La coordination provinciale de la société civile-forces vives du Nord-Kivu accorde un délai de deux semaines aux autorités congolaises pour réoccuper les zones conquises par les rebelles du M23.
Dans un communiqué de presse signé le 23 Octobre et parvenu à Kivumorningpost ce Lundi 23 Octobre, son président fustige l’ambiguïté de la communauté internationale face à la guerre du M23.
Ainsi donc, il appelle le gouvernement congolais à prendre des mesures allant dans le sens de sauver le peuple congolais assujetti par les combattants du M23.
« Nous appelons le président de la république et le gouvernement congolais à quitter les carcans cruels du cessez-le-feu, théorique et hypocrite imposés par l’EAC et la communauté internationale en soutien au M23-RDF » fait savoir John BANYENE BALINGENE, président de la société civile-forces vives du Nord-Kivu.

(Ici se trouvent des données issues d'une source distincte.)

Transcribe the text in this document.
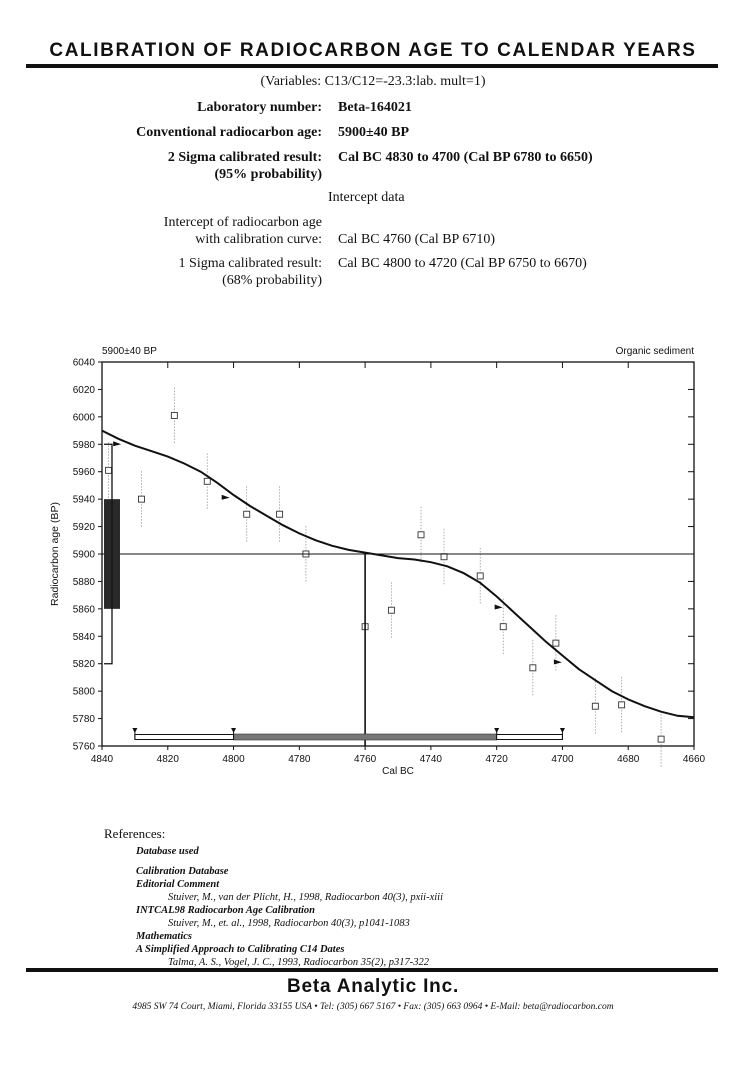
CALIBRATION OF RADIOCARBON AGE TO CALENDAR YEARS
(Variables: C13/C12=-23.3:lab. mult=1)
Laboratory number: Beta-164021
Conventional radiocarbon age: 5900±40 BP
2 Sigma calibrated result: Cal BC 4830 to 4700 (Cal BP 6780 to 6650)
(95% probability)
Intercept data
Intercept of radiocarbon age
with calibration curve: Cal BC 4760 (Cal BP 6710)
1 Sigma calibrated result: Cal BC 4800 to 4720 (Cal BP 6750 to 6670)
(68% probability)
5760
5780
5800
5820
5840
5860
5880
5900
5920
5940
5960
5980
6000
6020
6040
4840	4820	4800	4780	4760	4740	4720	4700	4680	4660
Cal BC
Radiocarbon age (BP)
5900±40 BP	Organic sediment
References:
Database used
Calibration Database
Editorial Comment
Stuiver, M., van der Plicht, H., 1998, Radiocarbon 40(3), pxii-xiii
INTCAL98 Radiocarbon Age Calibration
Stuiver, M., et. al., 1998, Radiocarbon 40(3), p1041-1083
Mathematics
A Simplified Approach to Calibrating C14 Dates
Talma, A. S., Vogel, J. C., 1993, Radiocarbon 35(2), p317-322
Beta Analytic Inc.
4985 SW 74 Court, Miami, Florida 33155 USA • Tel: (305) 667 5167 • Fax: (305) 663 0964 • E-Mail: beta@radiocarbon.com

Le même communiqué dénonce le double-jeu de la communauté internationale suite aux combats entre les miliciens Wazalendo et les M23.
Il révèle que lorsque les combattants d’autodéfense connaissent des victoires, les appels à la cessation se multiplient alors que lorsque les M23 conquissent des territoires, il y a silence de l’EAC et de la communauté internationale.

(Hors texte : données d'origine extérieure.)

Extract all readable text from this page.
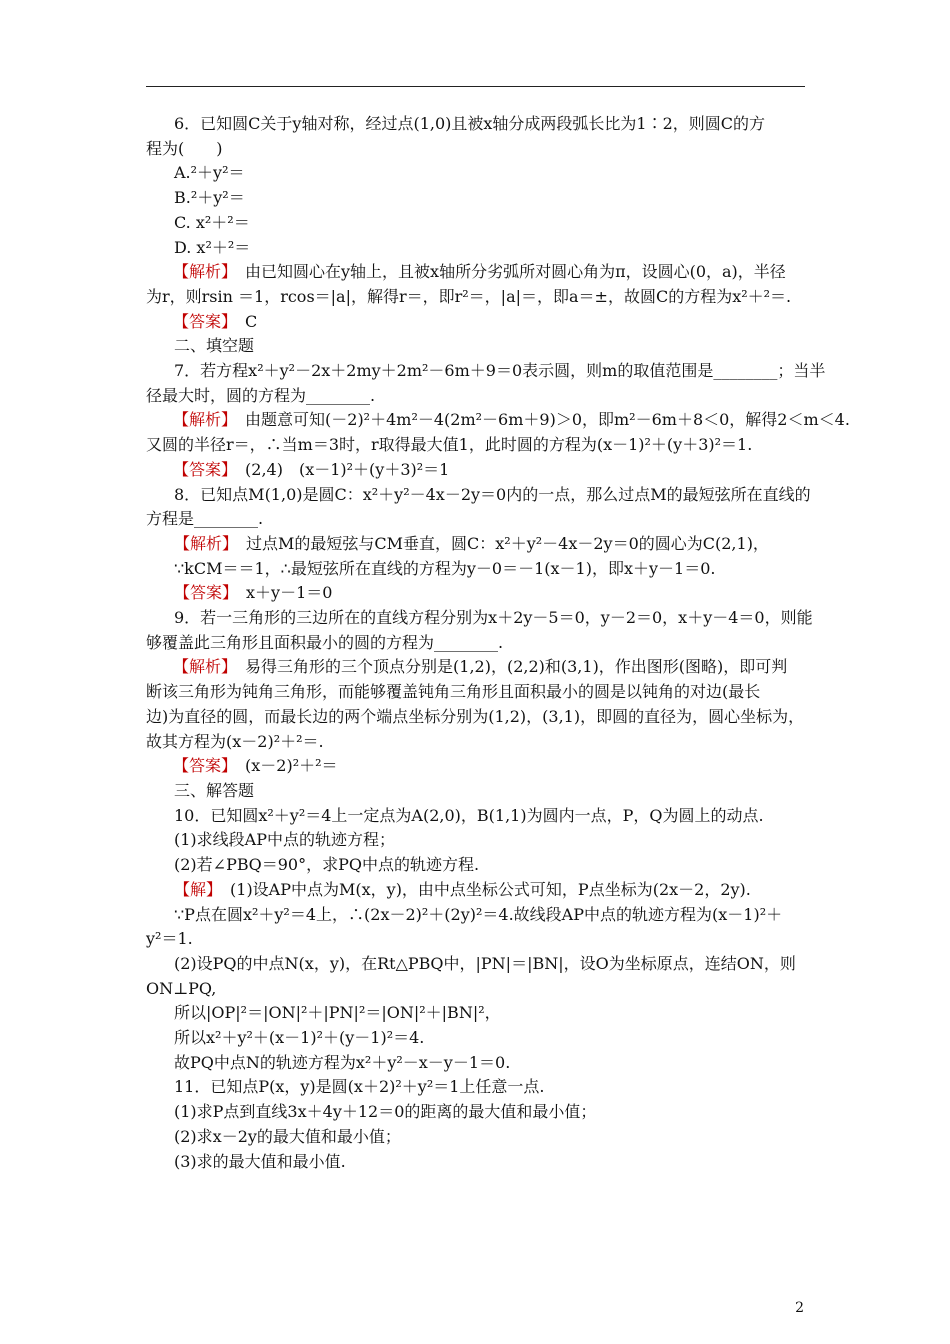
6．已知圆C关于y轴对称，经过点(1,0)且被x轴分成两段弧长比为1∶2，则圆C的方
程为(　　)
A.²＋y²＝
B.²＋y²＝
C. x²＋²＝
D. x²＋²＝
【解析】　由已知圆心在y轴上，且被x轴所分劣弧所对圆心角为π，设圆心(0，a)，半径
为r，则rsin ＝1，rcos＝|a|，解得r＝，即r²＝，|a|＝，即a＝±，故圆C的方程为x²＋²＝.
【答案】　C
二、填空题
7．若方程x²＋y²－2x＋2my＋2m²－6m＋9＝0表示圆，则m的取值范围是________；当半
径最大时，圆的方程为________.
【解析】　由题意可知(－2)²＋4m²－4(2m²－6m＋9)＞0，即m²－6m＋8＜0，解得2＜m＜4.
又圆的半径r＝，∴当m＝3时，r取得最大值1，此时圆的方程为(x－1)²＋(y＋3)²＝1.
【答案】　(2,4)　(x－1)²＋(y＋3)²＝1
8．已知点M(1,0)是圆C：x²＋y²－4x－2y＝0内的一点，那么过点M的最短弦所在直线的
方程是________.
【解析】　过点M的最短弦与CM垂直，圆C：x²＋y²－4x－2y＝0的圆心为C(2,1)，
∵kCM＝＝1，∴最短弦所在直线的方程为y－0＝－1(x－1)，即x＋y－1＝0.
【答案】　x＋y－1＝0
9．若一三角形的三边所在的直线方程分别为x＋2y－5＝0，y－2＝0，x＋y－4＝0，则能
够覆盖此三角形且面积最小的圆的方程为________.
【解析】　易得三角形的三个顶点分别是(1,2)，(2,2)和(3,1)，作出图形(图略)，即可判
断该三角形为钝角三角形，而能够覆盖钝角三角形且面积最小的圆是以钝角的对边(最长
边)为直径的圆，而最长边的两个端点坐标分别为(1,2)，(3,1)，即圆的直径为，圆心坐标为，
故其方程为(x－2)²＋²＝.
【答案】　(x－2)²＋²＝
三、解答题
10．已知圆x²＋y²＝4上一定点为A(2,0)，B(1,1)为圆内一点，P，Q为圆上的动点.
(1)求线段AP中点的轨迹方程；
(2)若∠PBQ＝90°，求PQ中点的轨迹方程.
【解】　(1)设AP中点为M(x，y)，由中点坐标公式可知，P点坐标为(2x－2，2y).
∵P点在圆x²＋y²＝4上，∴(2x－2)²＋(2y)²＝4.故线段AP中点的轨迹方程为(x－1)²＋
y²＝1.
(2)设PQ的中点N(x，y)，在Rt△PBQ中，|PN|＝|BN|，设O为坐标原点，连结ON，则
ON⊥PQ,
所以|OP|²＝|ON|²＋|PN|²＝|ON|²＋|BN|²，
所以x²＋y²＋(x－1)²＋(y－1)²＝4.
故PQ中点N的轨迹方程为x²＋y²－x－y－1＝0.
11．已知点P(x，y)是圆(x＋2)²＋y²＝1上任意一点.
(1)求P点到直线3x＋4y＋12＝0的距离的最大值和最小值；
(2)求x－2y的最大值和最小值；
(3)求的最大值和最小值.
2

Il évoque le communiqué du 10 Octobre 2023 du facilitateur du processus de paix de Nairobi, Uhuru Kenyatta qui avait appelé à la cessation des combats entre les Wazalendo et le M23.
Ce communiqué avait fait savoir que la solution politique devrait être privilégiée et non celle militaire.

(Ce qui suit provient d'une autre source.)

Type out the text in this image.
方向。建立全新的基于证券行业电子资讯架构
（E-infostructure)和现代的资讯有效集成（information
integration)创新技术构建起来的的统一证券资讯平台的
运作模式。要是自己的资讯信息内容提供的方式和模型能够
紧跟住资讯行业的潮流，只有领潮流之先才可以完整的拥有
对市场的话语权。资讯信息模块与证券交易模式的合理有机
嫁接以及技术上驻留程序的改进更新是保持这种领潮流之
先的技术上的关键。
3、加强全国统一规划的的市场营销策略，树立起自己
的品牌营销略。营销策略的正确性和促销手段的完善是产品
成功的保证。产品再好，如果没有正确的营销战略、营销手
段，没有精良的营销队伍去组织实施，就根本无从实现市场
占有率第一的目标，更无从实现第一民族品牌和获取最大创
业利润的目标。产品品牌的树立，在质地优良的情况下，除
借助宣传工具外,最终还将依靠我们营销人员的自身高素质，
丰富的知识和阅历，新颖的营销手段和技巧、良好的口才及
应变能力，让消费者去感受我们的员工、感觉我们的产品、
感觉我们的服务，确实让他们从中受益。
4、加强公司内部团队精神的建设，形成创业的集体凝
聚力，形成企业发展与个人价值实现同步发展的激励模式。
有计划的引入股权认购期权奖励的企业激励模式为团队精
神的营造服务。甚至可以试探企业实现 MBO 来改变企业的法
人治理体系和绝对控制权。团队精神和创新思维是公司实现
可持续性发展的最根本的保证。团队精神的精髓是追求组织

Cet appel avait été suivi par celui de l’ambassade des USA en RDC qui avait appelé à la solution politique du conflit dans l’Est de la RDC, s’inscrivant en faux contre la voie militaire.
Le communiqué de cette structure citoyenne dénonce aussi les violations flagrantes des droits humains par les M23 dans des zones où il font la loi.
« Face à cette situation, la société civile-forces vives du Nord-Kivu donne un ultimatum de deux semaines aux gouvernants de libérer tous les espaces sous l’emprise du M23, à défaut d’y satisfaire, elle invitera la population à la révolte » conclut John Banyene, son président.
Depuis début Octobre 2023, les combats s’intensifient en territoires de Masisi et Rutshuru entre les forces combattantes d’autodéfense dites Wazalendo contre le M23.
Les combattants Wazalendo ont conquis plusieurs villages en territoire de Masisi, appelant le gouvernement congolais à y rétablir son autorité.
Le M23 accuse les FARDC de soutenir ces forces résistantes, ce que l’armée congolaise nie, affirmant respecter le cessez-le-feu tel que décidé par les chefs d’Etat de l’EAC.